In truth, the books try, it would seem, to sell sex, yet at the same time, to sell religion. So in truth, we can interpret them, on a scale, to hypersexualize female identity, which isn't really a bad thing, in the sense that it is natural, and a form of feminist resistance to certain forms of Victorian patriarchy, yet at the same time, to subvert the female as following the whim of the powerful, hunky, male, and ultimately denying a real sexual identity until marriage, at which point, the bildungsroman, and the sexual awakening in the earlier books, it would seem, would revert back to a place of mother/wife, instead of lover/adolescent. In a sense, Edward it would seem is the archetypal romance novel hero, in the sense that he is a) powerful (perhaps a substitution for the usual "rich"), b) good looking, c) goes after the virgin, d) waits for marriage, and e) still enforces himself in a dominating position within the relationship. Edward is the provider and the muscle - he is in control, and ultimately, he is fulfilling a pretty mediocre fantasy which does nothing. Of course, the bulk of readers here aren't naive 14 year olds, so they ultimately see passed this sort of anti-feminist, highly religious dupe (which seems to try and override everything in the past 50 years the mothers of such readers struggled for) yet for the average reader, whose shelf consists of The Potters, Twilight, Stephen King, and some Sabrina the Teenage Witch books (those were the pulp in my day, I don't know what young girls read in terms of junk fiction today, as it seems to change as quickly as pop celebrities), I think there may be a problem, in terms of context. The books are highly politicized, as almost all books are highly political, except these ones, from my perspective, serve a rather harmful political cause, and ultimately aim to "reinstate" certain values meanwhile silencing others, and doing nothing to empower, or even educate properly these young readers. Keep in mind, the goal of the text ultimately is to serve as a morality tale, except the morality is so out of whack that it's almost ridiculous.
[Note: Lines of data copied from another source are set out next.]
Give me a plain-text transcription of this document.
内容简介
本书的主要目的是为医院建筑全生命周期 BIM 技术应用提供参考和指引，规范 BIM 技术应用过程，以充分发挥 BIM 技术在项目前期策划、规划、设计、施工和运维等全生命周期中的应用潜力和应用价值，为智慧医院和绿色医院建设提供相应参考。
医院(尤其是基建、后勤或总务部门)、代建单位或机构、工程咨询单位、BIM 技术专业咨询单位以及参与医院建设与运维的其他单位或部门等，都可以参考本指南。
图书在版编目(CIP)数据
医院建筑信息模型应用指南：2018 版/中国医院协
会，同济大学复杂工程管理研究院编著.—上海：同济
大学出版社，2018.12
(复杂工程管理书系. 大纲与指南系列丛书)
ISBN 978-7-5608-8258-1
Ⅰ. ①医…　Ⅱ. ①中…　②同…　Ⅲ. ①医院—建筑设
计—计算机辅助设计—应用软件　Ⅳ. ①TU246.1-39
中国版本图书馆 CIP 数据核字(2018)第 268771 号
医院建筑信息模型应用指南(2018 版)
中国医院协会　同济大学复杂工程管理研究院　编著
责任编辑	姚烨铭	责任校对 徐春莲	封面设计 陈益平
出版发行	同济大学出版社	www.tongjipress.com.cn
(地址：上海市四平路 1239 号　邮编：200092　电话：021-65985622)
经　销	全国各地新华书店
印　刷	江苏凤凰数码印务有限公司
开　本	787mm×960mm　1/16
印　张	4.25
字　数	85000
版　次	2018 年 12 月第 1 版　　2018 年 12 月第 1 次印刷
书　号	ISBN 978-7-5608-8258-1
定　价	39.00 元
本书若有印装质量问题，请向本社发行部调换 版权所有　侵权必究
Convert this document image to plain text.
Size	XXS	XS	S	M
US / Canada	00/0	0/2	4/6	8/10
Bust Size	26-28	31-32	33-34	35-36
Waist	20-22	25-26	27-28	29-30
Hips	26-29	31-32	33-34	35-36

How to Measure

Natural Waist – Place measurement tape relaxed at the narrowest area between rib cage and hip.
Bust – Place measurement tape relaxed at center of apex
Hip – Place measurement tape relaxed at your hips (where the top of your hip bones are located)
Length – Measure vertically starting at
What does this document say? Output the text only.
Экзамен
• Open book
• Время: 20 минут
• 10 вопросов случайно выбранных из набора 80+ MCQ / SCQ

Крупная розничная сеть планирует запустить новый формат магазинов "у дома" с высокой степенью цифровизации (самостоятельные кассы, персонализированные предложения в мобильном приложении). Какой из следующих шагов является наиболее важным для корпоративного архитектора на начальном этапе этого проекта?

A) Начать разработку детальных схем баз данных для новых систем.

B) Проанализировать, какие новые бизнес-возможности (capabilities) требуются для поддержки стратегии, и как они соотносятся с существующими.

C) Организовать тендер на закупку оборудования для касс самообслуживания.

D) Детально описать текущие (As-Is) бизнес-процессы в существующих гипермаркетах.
It's a shame really. The late 80s and 90s young adult novels had so much potential; one likes to think of Tamora Pierce, Monica Hughes, Judy Blume, Mercedes Lackey, amongst others. It seems now though, that instead of just banning books that offer a sense of progression, they started writing and promoting them. In essence, Meyer's publishers most definitely read into the contexts and politics of the book - I'm sure almost every publisher writing for that age group, if they are doing a mass printing will do so - and really, it must have been planned, well out in advance, that this would be the voice of the new Young Female, in the sense that Hillary Duff, and then this new Hannah Montana were planned, planted, promoted, and sold, and eventually will be killed all by their publicists.
In essence, Twilight is the Narnia of America, though aimed at an age bracket 2-3 years older (probably because Lewis' readership could read better, though perhaps not tackle mature themes). The religious elements seem, instead of being Catholic/European to instead be the political elements that dominate concepts of religion in the states; Abortion, feminism, pre-marital sex, the family/marriage, and ultimately teen relationships, and the lives of the youth, as they are, in culture and in the book, perceived by a conservative audience as both a) innocent angels who can be corrupted, and b) contradictorily as demonic misfits who have degraded from their previous generations because of the influence of sex, drugs, and liberalism, and education.